Class(23)



“I guess,” said Karen, glancing at their galley kitchen with its off-the-shelf Home Depot cabinetry and secretly wishing she and Matt were a little bit more privileged.

“Plus, the way the world works,” Matt went on, “it’s unlikely she’ll ever again end up in such close proximity to the kind of kids she’s meeting now. They start tracking them by middle school.”

“If she gets into a decent middle school,” Karen said ruefully. “Anyway, in case you were curious, Mather is the school where all of Ruby’s friends from Elm Tree went.”

“Oh—right,” he said as he made his way over to the fridge and pulled out a locally brewed ale. Once, Matt had drunk Corona Extra. But Karen had seen an article on the Internet about how it contained corn syrup, a foodstuff that she’d come to understand was a thousand times worse than sugar. Though she wasn’t entirely sure why, as corn itself had never struck her as a particularly venal product. In any case, Karen had urged him to stop buying it, and eventually, begrudgingly, he’d complied.

Bread had been subjected to a similar pressurized winnowing in the Kipple-McClelland household. Once, Arnold’s multigrain had been good enough for lunch. Now Karen shopped at the bakery with the French name up the street, frequently splurging on the blended rye and wheat miche that, according to its museum label, had been subjected to sixty-eight hours of fermentation. In a different life, Karen would have heard the word fermentation and run in the other direction. But that was then. Even Ruby thought the miche was delicious. But was it five-dollars-a-loaf better than Arnold’s? “Is that all you have to say?” she asked him.

“Look, Karen,” Matt replied in a weary tone. “Rubes is happy. That’s all that matters.”

“How do you know she’s happy?” Karen shot back. The moment she said it, she knew she shouldn’t have. But it was too late.

Now it was Matt’s turn to get defensive. Slack-jawed, he stared at Karen. Then he said, “Excuse me?”

“I mean, have you asked her lately if she’s happy at school?”

Clearly angered by the implication that he wasn’t around enough to know what was going on in his daughter’s life, Matt didn’t even deign to answer Karen’s last question. Instead, he narrowed his eyes, shook his head, took a swig of his beer, and walked out of the room while Karen stood there motionless, not entirely sure how they’d arrived at the place they’d arrived or whether she should apologize or dig in but feeling suddenly alone and adrift.

Her thoughts turned to her dead parents. The truth was that, while Karen was fine in a day-to-day sense, she still hadn’t found relief from the rudderless feeling that her mother’s death in particular had engendered. In some ways, it had only gotten harder. In the first few days and even weeks after she died, Karen’s memories of her were so vivid that she almost felt as if Ruth Kipple were still out there somewhere. And they’d buoyed her through the shock.

It wasn’t until recently, when Karen found herself struggling to remember how her mother looked and sounded, to recall her thinning auburn hair, light brown eyes, and throaty voice, that time seemed to stretch out indefinitely ahead of her, with every new calendar day bringing Karen further away from the last time she’d seen her alive. Only then did the magnitude of what had happened finally set in. So did the mundaneness.

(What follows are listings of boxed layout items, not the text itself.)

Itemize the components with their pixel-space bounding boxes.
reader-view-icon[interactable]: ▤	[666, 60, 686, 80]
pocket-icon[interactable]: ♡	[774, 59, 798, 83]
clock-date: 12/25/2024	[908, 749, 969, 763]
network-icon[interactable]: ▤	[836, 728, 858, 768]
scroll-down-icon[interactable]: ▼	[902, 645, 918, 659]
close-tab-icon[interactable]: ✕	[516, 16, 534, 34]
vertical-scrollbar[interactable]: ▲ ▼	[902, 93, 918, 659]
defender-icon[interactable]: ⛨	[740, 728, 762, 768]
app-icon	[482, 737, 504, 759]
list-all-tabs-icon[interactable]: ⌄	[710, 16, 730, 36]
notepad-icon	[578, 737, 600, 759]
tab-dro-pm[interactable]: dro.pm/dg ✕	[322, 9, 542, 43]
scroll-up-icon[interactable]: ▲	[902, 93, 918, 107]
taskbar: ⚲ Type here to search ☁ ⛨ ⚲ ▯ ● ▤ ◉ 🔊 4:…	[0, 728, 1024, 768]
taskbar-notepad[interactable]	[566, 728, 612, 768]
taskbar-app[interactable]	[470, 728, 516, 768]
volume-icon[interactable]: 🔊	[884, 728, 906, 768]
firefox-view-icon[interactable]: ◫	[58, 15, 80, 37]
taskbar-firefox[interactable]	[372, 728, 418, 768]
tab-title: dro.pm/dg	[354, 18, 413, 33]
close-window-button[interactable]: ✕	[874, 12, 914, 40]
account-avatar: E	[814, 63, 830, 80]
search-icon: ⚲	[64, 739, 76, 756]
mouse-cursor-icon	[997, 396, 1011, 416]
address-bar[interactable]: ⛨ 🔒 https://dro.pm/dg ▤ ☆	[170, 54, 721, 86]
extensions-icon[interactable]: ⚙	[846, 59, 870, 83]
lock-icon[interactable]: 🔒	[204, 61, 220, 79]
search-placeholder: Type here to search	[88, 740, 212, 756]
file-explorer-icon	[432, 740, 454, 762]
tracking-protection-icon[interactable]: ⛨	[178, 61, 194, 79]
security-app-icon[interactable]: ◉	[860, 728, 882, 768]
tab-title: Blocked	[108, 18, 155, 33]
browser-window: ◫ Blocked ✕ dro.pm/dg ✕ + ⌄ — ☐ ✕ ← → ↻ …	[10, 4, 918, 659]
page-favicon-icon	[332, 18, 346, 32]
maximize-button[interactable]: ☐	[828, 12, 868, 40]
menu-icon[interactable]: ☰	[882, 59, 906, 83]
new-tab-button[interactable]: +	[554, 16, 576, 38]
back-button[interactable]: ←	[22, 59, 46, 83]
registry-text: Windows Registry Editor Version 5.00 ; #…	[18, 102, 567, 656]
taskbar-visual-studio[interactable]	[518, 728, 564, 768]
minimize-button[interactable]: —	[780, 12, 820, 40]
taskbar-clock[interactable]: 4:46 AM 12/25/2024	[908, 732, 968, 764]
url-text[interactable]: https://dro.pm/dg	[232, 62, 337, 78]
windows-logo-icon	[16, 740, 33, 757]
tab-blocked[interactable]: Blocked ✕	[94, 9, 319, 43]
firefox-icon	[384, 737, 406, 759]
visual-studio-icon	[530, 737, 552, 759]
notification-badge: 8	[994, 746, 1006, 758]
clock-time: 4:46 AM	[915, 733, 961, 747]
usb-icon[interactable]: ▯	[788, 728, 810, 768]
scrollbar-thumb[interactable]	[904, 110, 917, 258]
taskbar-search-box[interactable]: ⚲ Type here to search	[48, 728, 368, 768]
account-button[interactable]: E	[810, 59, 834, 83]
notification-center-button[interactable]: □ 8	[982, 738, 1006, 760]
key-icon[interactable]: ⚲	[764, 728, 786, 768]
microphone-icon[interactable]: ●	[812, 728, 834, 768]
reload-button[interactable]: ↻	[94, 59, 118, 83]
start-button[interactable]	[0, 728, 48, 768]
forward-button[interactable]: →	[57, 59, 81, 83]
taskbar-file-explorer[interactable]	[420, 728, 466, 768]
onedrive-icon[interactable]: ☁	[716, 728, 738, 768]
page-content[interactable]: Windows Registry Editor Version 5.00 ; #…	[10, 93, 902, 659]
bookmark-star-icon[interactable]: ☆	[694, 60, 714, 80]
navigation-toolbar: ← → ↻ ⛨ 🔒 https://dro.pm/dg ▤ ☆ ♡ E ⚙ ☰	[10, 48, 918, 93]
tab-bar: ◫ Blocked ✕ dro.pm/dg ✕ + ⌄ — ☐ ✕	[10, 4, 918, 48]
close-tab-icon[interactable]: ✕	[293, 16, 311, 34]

One day, Herb Kipple, who’d never drunk or smoked, had gotten a stomachache. A week later, he’d been diagnosed with terminal pancreatic cancer. He was gone in under three months. And then, just like that, Karen’s mother, not wanting to be left out or left behind, or maybe because she was brokenhearted—or maybe it was all just random chance—had received a cancer diagnosis of her own. For a brief window of time, when she was still cogent but clearly dying, she’d seemed almost relieved and even liberated—possibly because the illness had lent a certain concreteness to her discontent. But then, just as quickly as in Karen’s father, the disease took charge. Her mother’s naps grew longer, then even longer. Finally, she too shriveled up and slipped into the abyss. And that was that. The world went on as before.

Except it hadn’t for Karen.

For one thing, her parents’ deaths had removed a psychic barrier between Karen and her own mortality. Once a comfortably abstract notion, her own demise now seemed to be, if not imminent, then waving in the near distance. Karen was especially terrified of dropping dead before Ruby was fully grown and out of the house. She worried how Matt would manage and also that Ruby would end up subsisting entirely on junk food because Matt would fail to notice or care. For another thing, Karen felt bitter both that her parents were missing out on Ruby’s childhood and that Ruby was missing out on knowing them. Or was the real loss on Karen’s side—the loss of a mirror to reflect back her own choices and confirm once and for all that she was a good daughter and, by extension, a good person?

In truth, when Ruth Kipple was still alive, Karen had considered her to be an endless burden. Karen had felt guilty for not visiting enough, not doing enough, as if there were anything anyone could have done about her mother’s depression and, later, her dying. To an extent, her death had come as a relief to Karen. It also felt like a terrible waste. All that suffering; what had been the purpose? It had produced no great poetry or scientific breakthroughs, only more suffering—for her family members, for herself.